Mounib Criticizes Growing Social Disparities in Morocco

Mounib Criticizes Growing Social Disparities in Morocco

Nabila Mounib, the secretary-general of the Unified Socialist Party.

Nabila Mounib, the incumbent General Secretary of Morocco’s Unified Socialist Party,  voiced yesterday severe criticisms about the policies and direction of the Akhannouch government.

Mounib, known for her fiery speeches and ardent defense of the common people, criticized the government’s decision to restrict yesterday the Democratic Confederation of Labor’s march, interpreting it as “a violation of the Moroccan constitution.” This, she contends, is symptomatic of the deteriorating human rights situation in the country and the government’s increasingly authoritarian stance.

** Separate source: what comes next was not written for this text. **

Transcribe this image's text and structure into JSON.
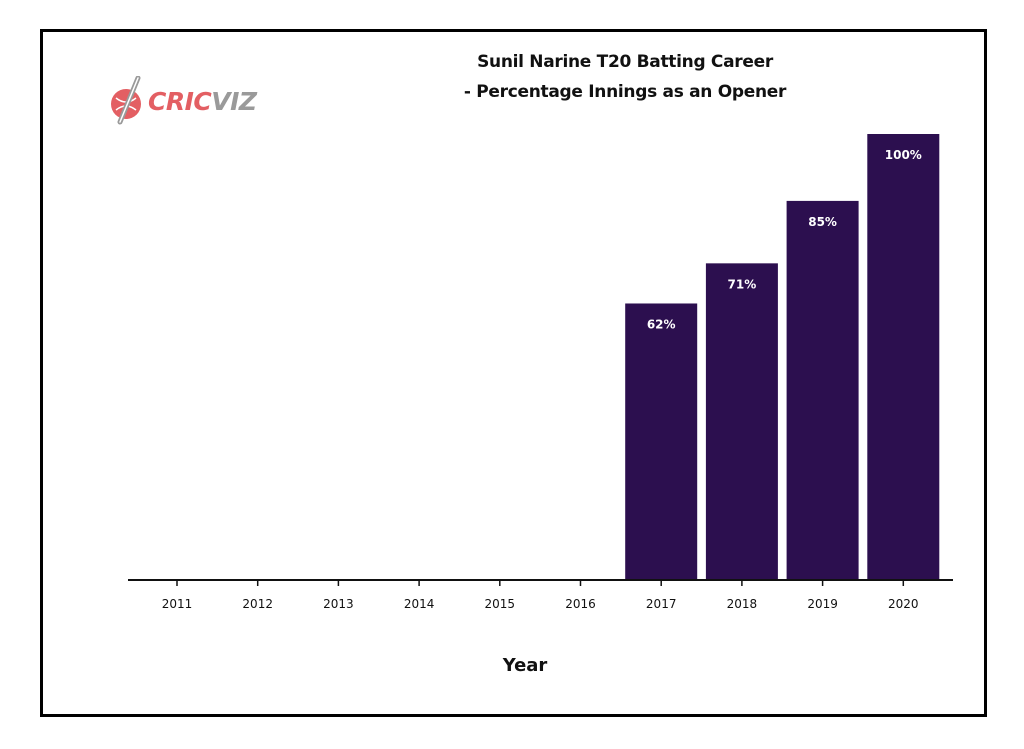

Mounib, who was speaking amid yesterday’s march, shed light on the socioeconomic struggles facing the Moroccan people, the government’s support for the private sector, privatization of essential services, exploitation of natural resources, and increasing social disparity, as well as its restrictions on labor rights and democratic freedoms.

One of Mounib’s primary criticisms is the Akhannouch administration’s focus on the private sector. She views the government’s privatization of vital social services, including health, education, and utilities, as detrimental to the well-being of Morocco’s citizens. The shift towards privatization, in Mounib’s perspective, has placed the provision of these essential services in the hands of private entities motivated more by profit than public welfare.

Mounib has also raised concerns about the exploitation of Morocco’s natural resources. This exploitation, she argues, is a direct consequence of the government’s pro-capitalist policies, which not only disregard the sustainable use of resources but also fail to equitably distribute the benefits among Morocco’s population.

A recurrent theme in Mounib’s critique is the escalating social disparity in Morocco. According to her, the rich continue to amass wealth while the poor struggle to afford basic necessities. This rising gap between the haves and the have-nots is, in her view, indicative of the government’s failure to uphold its responsibility towards its citizens.

Mounib has also accused capitalists of exploiting the current situation, supported by the government’s increased import duties on specific goods. This policy, she believes, negatively affects the country’s economy and places an undue burden on the average Moroccan.